Les stades de développement personnel

En avançant en âge, les opportunités de développement personnel que les gens rencontrent dans les épreuves de la vie les sensibilisent toujours plus aux problématiques existentielles, augmentant la possibilité de survenue d’une dépression existentielle. C'est ce qu'ont démontré les psychanalystes états-uniens Erik Erikson (1959) et Daniel Levinson (1986), ainsi que la journaliste Gail Sheehy (1995, 2006).

De 18 à 24 ans : "On s’arrache" du nid familial.

De 25 à 35 ans : c’est la "décennie des tentatives". On se pose en tant qu’adulte, on fait des choix professionnels, on s’ancre par le mariage, les enfants, la vie en société.

Entre 35 et 45 ans : c’est "la dernière ligne droite", débouchant sur une crise de l’authenticité. On réalise qu’on est à mi-chemin de sa vie.

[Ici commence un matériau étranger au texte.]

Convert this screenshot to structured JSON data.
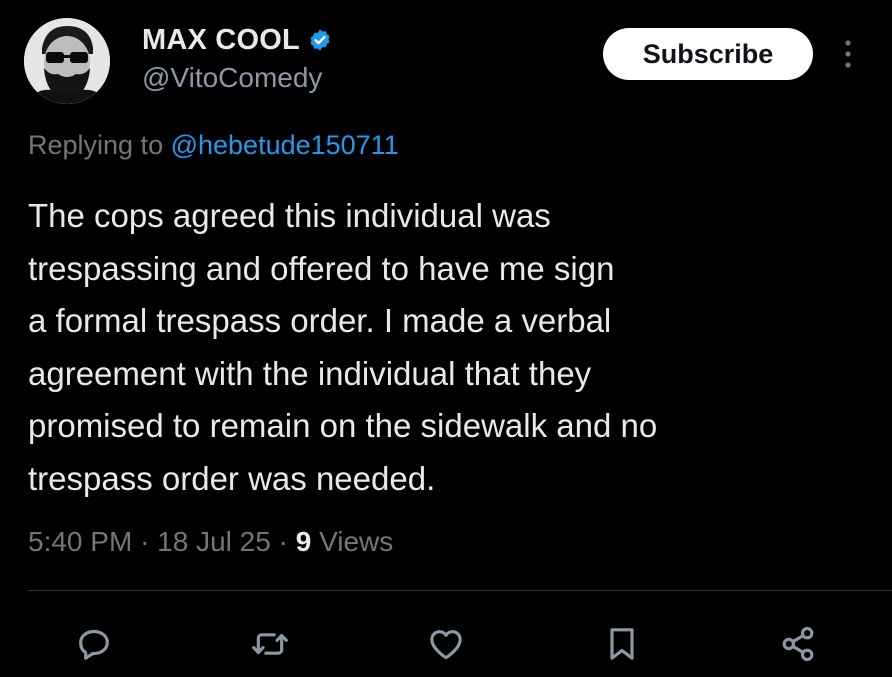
{
  "author": {
    "display_name": "MAX COOL",
    "handle": "@VitoComedy",
    "verified": true
  },
  "subscribe_label": "Subscribe",
  "reply": {
    "prefix": "Replying to ",
    "handle": "@hebetude150711"
  },
  "tweet": {
    "lines": [
      "The cops agreed this individual was",
      "trespassing and offered to have me sign",
      "a formal trespass order. I made a verbal",
      "agreement with the individual that they",
      "promised to remain on the sidewalk and no",
      "trespass order was needed."
    ]
  },
  "meta": {
    "time": "5:40 PM",
    "date": "18 Jul 25",
    "views_count": "9",
    "views_label": "Views",
    "separator": "·"
  },
  "actions": [
    "reply-icon",
    "retweet-icon",
    "like-icon",
    "bookmark-icon",
    "share-icon"
  ],
  "colors": {
    "background": "#000000",
    "text": "#e7e9ea",
    "muted": "#71767b",
    "link": "#1d9bf0",
    "verified": "#1d9bf0"
  }
}
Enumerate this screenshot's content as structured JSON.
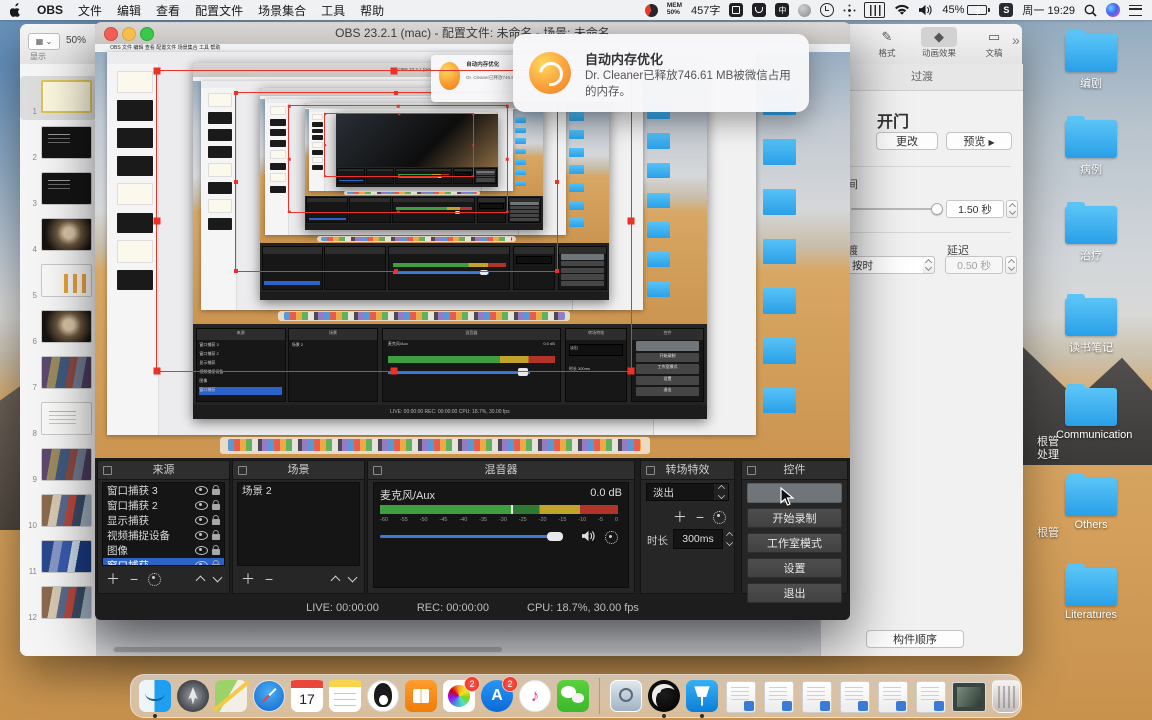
{
  "colors": {
    "selection_blue": "#2b63c9",
    "red_selection": "#ec3128",
    "folder_blue": "#3fb3f2"
  },
  "menu_bar": {
    "app_name": "OBS",
    "items": [
      "文件",
      "编辑",
      "查看",
      "配置文件",
      "场景集合",
      "工具",
      "帮助"
    ],
    "status_right": {
      "mem_line1": "MEM",
      "mem_line2": "50%",
      "word_count": "457字",
      "input_glyph": "中",
      "battery_percent": "45%",
      "proxy_label": "S",
      "clock": "周一 19:29"
    }
  },
  "notification": {
    "title": "自动内存优化",
    "body": "Dr. Cleaner已释放746.61 MB被微信占用的内存。"
  },
  "obs": {
    "window_title": "OBS 23.2.1 (mac) - 配置文件: 未命名 - 场景: 未命名",
    "menu_line": "OBS   文件   编辑   查看   配置文件   场景集合   工具   帮助",
    "sources": {
      "title": "来源",
      "items": [
        "窗口捕获 3",
        "窗口捕获 2",
        "显示捕获",
        "视频捕捉设备",
        "图像",
        "窗口捕获"
      ],
      "selected_index": 5
    },
    "scenes": {
      "title": "场景",
      "items": [
        "场景 2"
      ]
    },
    "mixer": {
      "title": "混音器",
      "channel": "麦克风/Aux",
      "level_db": "0.0 dB",
      "ticks": [
        "-60",
        "-55",
        "-50",
        "-45",
        "-40",
        "-35",
        "-30",
        "-25",
        "-20",
        "-15",
        "-10",
        "-5",
        "0"
      ]
    },
    "transitions": {
      "title": "转场特效",
      "selected": "淡出",
      "duration_label": "时长",
      "duration_value": "300ms"
    },
    "controls": {
      "title": "控件",
      "hover_button_label": "",
      "buttons": [
        "开始录制",
        "工作室模式",
        "设置",
        "退出"
      ]
    },
    "status_bar": {
      "live": "LIVE: 00:00:00",
      "rec": "REC: 00:00:00",
      "cpu": "CPU: 18.7%, 30.00 fps"
    }
  },
  "keynote": {
    "zoom_level": "50%",
    "view_label": "显示",
    "toolbar": [
      {
        "label": "格式",
        "selected": false
      },
      {
        "label": "动画效果",
        "selected": true
      },
      {
        "label": "文稿",
        "selected": false
      }
    ],
    "more_glyph": "»",
    "inspector": {
      "tab": "过渡",
      "effect_name": "开门",
      "change_button": "更改",
      "preview_button": "预览",
      "duration_label_partial": "间",
      "duration_value": "1.50 秒",
      "start_label_partial": "渡",
      "start_value": "按时",
      "delay_label": "延迟",
      "delay_value": "0.50 秒",
      "build_order_button": "构件顺序"
    },
    "slides": [
      {
        "num": "1",
        "style": "sel"
      },
      {
        "num": "2",
        "style": "dark"
      },
      {
        "num": "3",
        "style": "dark"
      },
      {
        "num": "4",
        "style": "photo"
      },
      {
        "num": "5",
        "style": "chart"
      },
      {
        "num": "6",
        "style": "photo"
      },
      {
        "num": "7",
        "style": "collage"
      },
      {
        "num": "8",
        "style": "text"
      },
      {
        "num": "9",
        "style": "collage"
      },
      {
        "num": "10",
        "style": "collage2"
      },
      {
        "num": "11",
        "style": "collageblue"
      },
      {
        "num": "12",
        "style": "collage2"
      }
    ]
  },
  "desktop": {
    "folders_right": [
      "编剧",
      "病例",
      "治疗",
      "读书笔记",
      "Communication",
      "Others",
      "Literatures"
    ],
    "folder_labels_partial": [
      "根管",
      "处理",
      "根管"
    ]
  },
  "dock": {
    "items": [
      {
        "name": "finder",
        "running": true
      },
      {
        "name": "launchpad"
      },
      {
        "name": "maps"
      },
      {
        "name": "safari"
      },
      {
        "name": "calendar",
        "day": "17"
      },
      {
        "name": "notes"
      },
      {
        "name": "qq"
      },
      {
        "name": "books"
      },
      {
        "name": "photos",
        "badge": "2"
      },
      {
        "name": "app-store",
        "badge": "2"
      },
      {
        "name": "itunes"
      },
      {
        "name": "wechat"
      },
      {
        "name": "separator"
      },
      {
        "name": "screenshot-viewer"
      },
      {
        "name": "obs",
        "running": true
      },
      {
        "name": "keynote",
        "running": true
      },
      {
        "name": "minimized-doc-1"
      },
      {
        "name": "minimized-doc-2"
      },
      {
        "name": "minimized-doc-3"
      },
      {
        "name": "minimized-doc-4"
      },
      {
        "name": "minimized-doc-5"
      },
      {
        "name": "minimized-doc-6"
      },
      {
        "name": "minimized-window"
      },
      {
        "name": "trash"
      }
    ]
  }
}
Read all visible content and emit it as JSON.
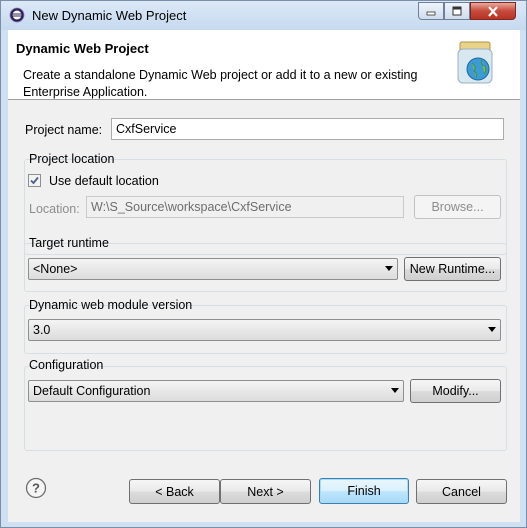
{
  "window": {
    "title": "New Dynamic Web Project",
    "icon": "eclipse-icon"
  },
  "header": {
    "title": "Dynamic Web Project",
    "description": "Create a standalone Dynamic Web project or add it to a new or existing Enterprise Application.",
    "icon": "web-project-wizard-icon"
  },
  "project_name": {
    "label": "Project name:",
    "value": "CxfService"
  },
  "project_location": {
    "group_title": "Project location",
    "use_default_label": "Use default location",
    "use_default_checked": true,
    "location_label": "Location:",
    "location_value": "W:\\S_Source\\workspace\\CxfService",
    "browse_label": "Browse..."
  },
  "target_runtime": {
    "group_title": "Target runtime",
    "selected": "<None>",
    "new_runtime_label": "New Runtime..."
  },
  "module_version": {
    "group_title": "Dynamic web module version",
    "selected": "3.0"
  },
  "configuration": {
    "group_title": "Configuration",
    "selected": "Default Configuration",
    "modify_label": "Modify..."
  },
  "footer": {
    "back_label": "< Back",
    "next_label": "Next >",
    "finish_label": "Finish",
    "cancel_label": "Cancel",
    "help_icon": "help-icon"
  },
  "colors": {
    "title_bar": "#c6d9ef",
    "dialog_bg": "#f0f0f0",
    "close_button": "#c7493a",
    "default_button_border": "#3c7fb1"
  }
}
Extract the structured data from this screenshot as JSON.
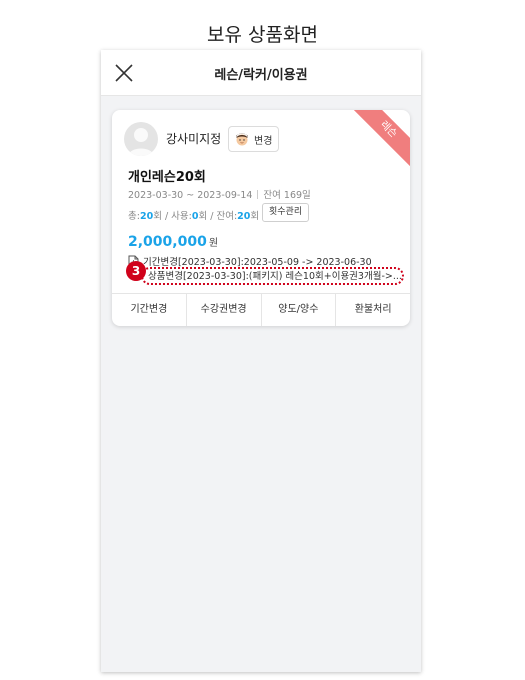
{
  "page_heading": "보유 상품화면",
  "header": {
    "title": "레슨/락커/이용권"
  },
  "card": {
    "ribbon": "레슨",
    "instructor_name": "강사미지정",
    "change_label": "변경",
    "product_name": "개인레슨20회",
    "period": "2023-03-30 ~ 2023-09-14",
    "remaining_days": "잔여 169일",
    "count_total_label": "총:",
    "count_total": "20",
    "count_used_label": "회 / 사용:",
    "count_used": "0",
    "count_remain_label": "회 / 잔여:",
    "count_remain": "20",
    "count_unit": "회",
    "count_manage_label": "횟수관리",
    "price": "2,000,000",
    "price_unit": "원",
    "history_period": "기간변경[2023-03-30]:2023-05-09 -> 2023-06-30",
    "history_product": "상품변경[2023-03-30]:(패키지) 레슨10회+이용권3개월->...",
    "callout_number": "3",
    "actions": [
      "기간변경",
      "수강권변경",
      "양도/양수",
      "환불처리"
    ]
  },
  "colors": {
    "accent": "#1aa3e8",
    "ribbon": "#f07e7e",
    "callout": "#d0021b"
  },
  "icons": {
    "close": "close-icon",
    "avatar": "avatar-placeholder-icon",
    "face": "face-icon",
    "history": "document-icon"
  }
}
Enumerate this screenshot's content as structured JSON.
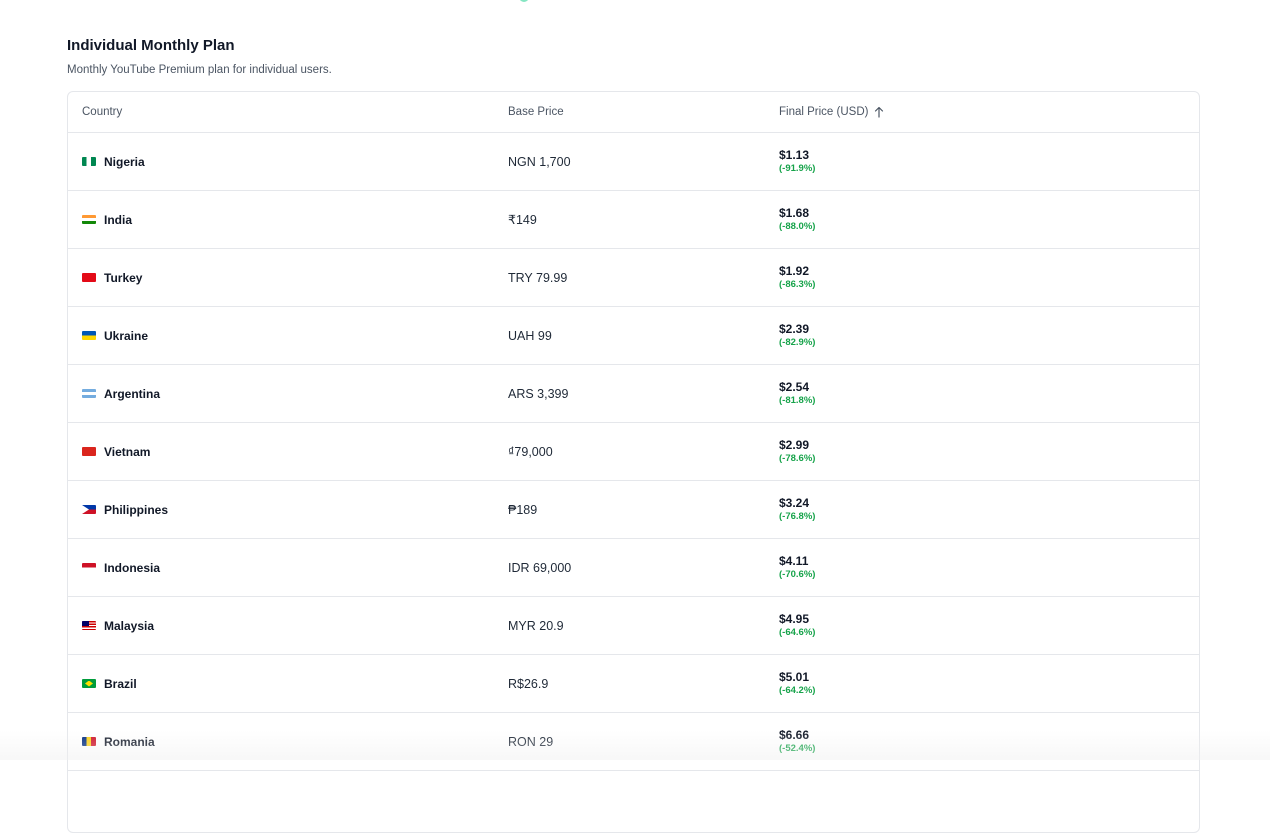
{
  "section": {
    "title": "Individual Monthly Plan",
    "subtitle": "Monthly YouTube Premium plan for individual users."
  },
  "table": {
    "headers": {
      "country": "Country",
      "base_price": "Base Price",
      "final_price": "Final Price (USD)"
    },
    "sort_icon": "arrow-up-icon",
    "rows": [
      {
        "country": "Nigeria",
        "flag": "nigeria-flag-icon",
        "base": "NGN 1,700",
        "final": "$1.13",
        "diff": "(-91.9%)"
      },
      {
        "country": "India",
        "flag": "india-flag-icon",
        "base": "₹149",
        "final": "$1.68",
        "diff": "(-88.0%)"
      },
      {
        "country": "Turkey",
        "flag": "turkey-flag-icon",
        "base": "TRY 79.99",
        "final": "$1.92",
        "diff": "(-86.3%)"
      },
      {
        "country": "Ukraine",
        "flag": "ukraine-flag-icon",
        "base": "UAH 99",
        "final": "$2.39",
        "diff": "(-82.9%)"
      },
      {
        "country": "Argentina",
        "flag": "argentina-flag-icon",
        "base": "ARS 3,399",
        "final": "$2.54",
        "diff": "(-81.8%)"
      },
      {
        "country": "Vietnam",
        "flag": "vietnam-flag-icon",
        "base": "₫79,000",
        "final": "$2.99",
        "diff": "(-78.6%)"
      },
      {
        "country": "Philippines",
        "flag": "philippines-flag-icon",
        "base": "₱189",
        "final": "$3.24",
        "diff": "(-76.8%)"
      },
      {
        "country": "Indonesia",
        "flag": "indonesia-flag-icon",
        "base": "IDR 69,000",
        "final": "$4.11",
        "diff": "(-70.6%)"
      },
      {
        "country": "Malaysia",
        "flag": "malaysia-flag-icon",
        "base": "MYR 20.9",
        "final": "$4.95",
        "diff": "(-64.6%)"
      },
      {
        "country": "Brazil",
        "flag": "brazil-flag-icon",
        "base": "R$26.9",
        "final": "$5.01",
        "diff": "(-64.2%)"
      },
      {
        "country": "Romania",
        "flag": "romania-flag-icon",
        "base": "RON 29",
        "final": "$6.66",
        "diff": "(-52.4%)"
      }
    ]
  },
  "colors": {
    "accent_green": "#16a34a",
    "border": "#e5e7eb",
    "muted_text": "#4b5563"
  }
}
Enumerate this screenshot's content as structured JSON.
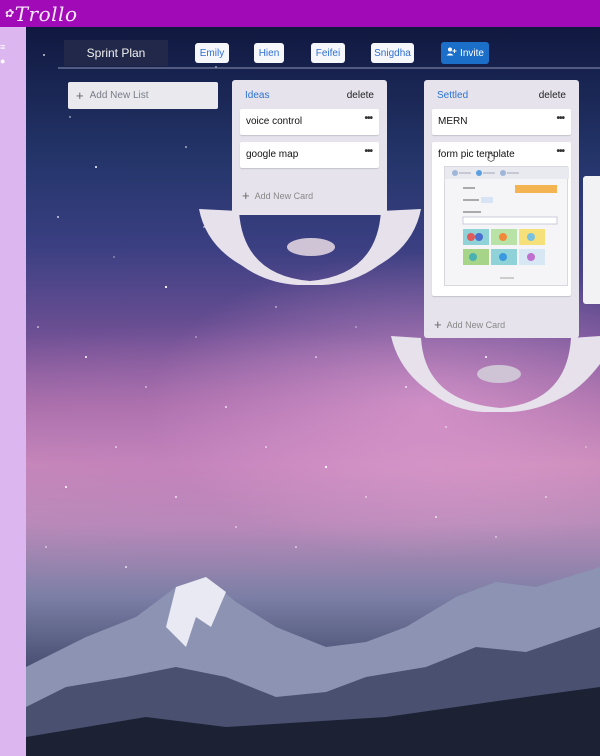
{
  "app": {
    "brand": "Trollo"
  },
  "board": {
    "title": "Sprint Plan",
    "members": [
      "Emily",
      "Hien",
      "Feifei",
      "Snigdha"
    ],
    "invite_label": "Invite",
    "add_list_label": "Add New List"
  },
  "lists": [
    {
      "title": "Ideas",
      "delete_label": "delete",
      "cards": [
        {
          "title": "voice control",
          "menu": "•••"
        },
        {
          "title": "google map",
          "menu": "•••"
        }
      ],
      "add_card_label": "Add New Card"
    },
    {
      "title": "Settled",
      "delete_label": "delete",
      "cards": [
        {
          "title": "MERN",
          "menu": "•••"
        },
        {
          "title": "form pic template",
          "menu": "•••"
        }
      ],
      "add_card_label": "Add New Card"
    }
  ],
  "colors": {
    "topbar": "#a10ab7",
    "sidebar": "#dcb6ee",
    "accent_blue": "#2c73d2",
    "invite_bg": "#1b6fc9"
  },
  "icons": [
    "plus-icon",
    "add-user-icon",
    "more-icon",
    "cursor-icon"
  ]
}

On fait le point sur soi-même et ses relations. On fait le choix entre continuer à avancer, arrêter de se battre (la solution de retrait), ou changer de vie.

Entre 45 et 55 ans : c’est l’"âge du Renouveau ou de la Résignation". On redéfinit ses priorités, on change ou on renouvelle ses relations, les rôles changent, les enfants quittent la maison, les parents sont âgés ou meurent, le corps change, on prend conscience plus encore de ce qu’on est mortel.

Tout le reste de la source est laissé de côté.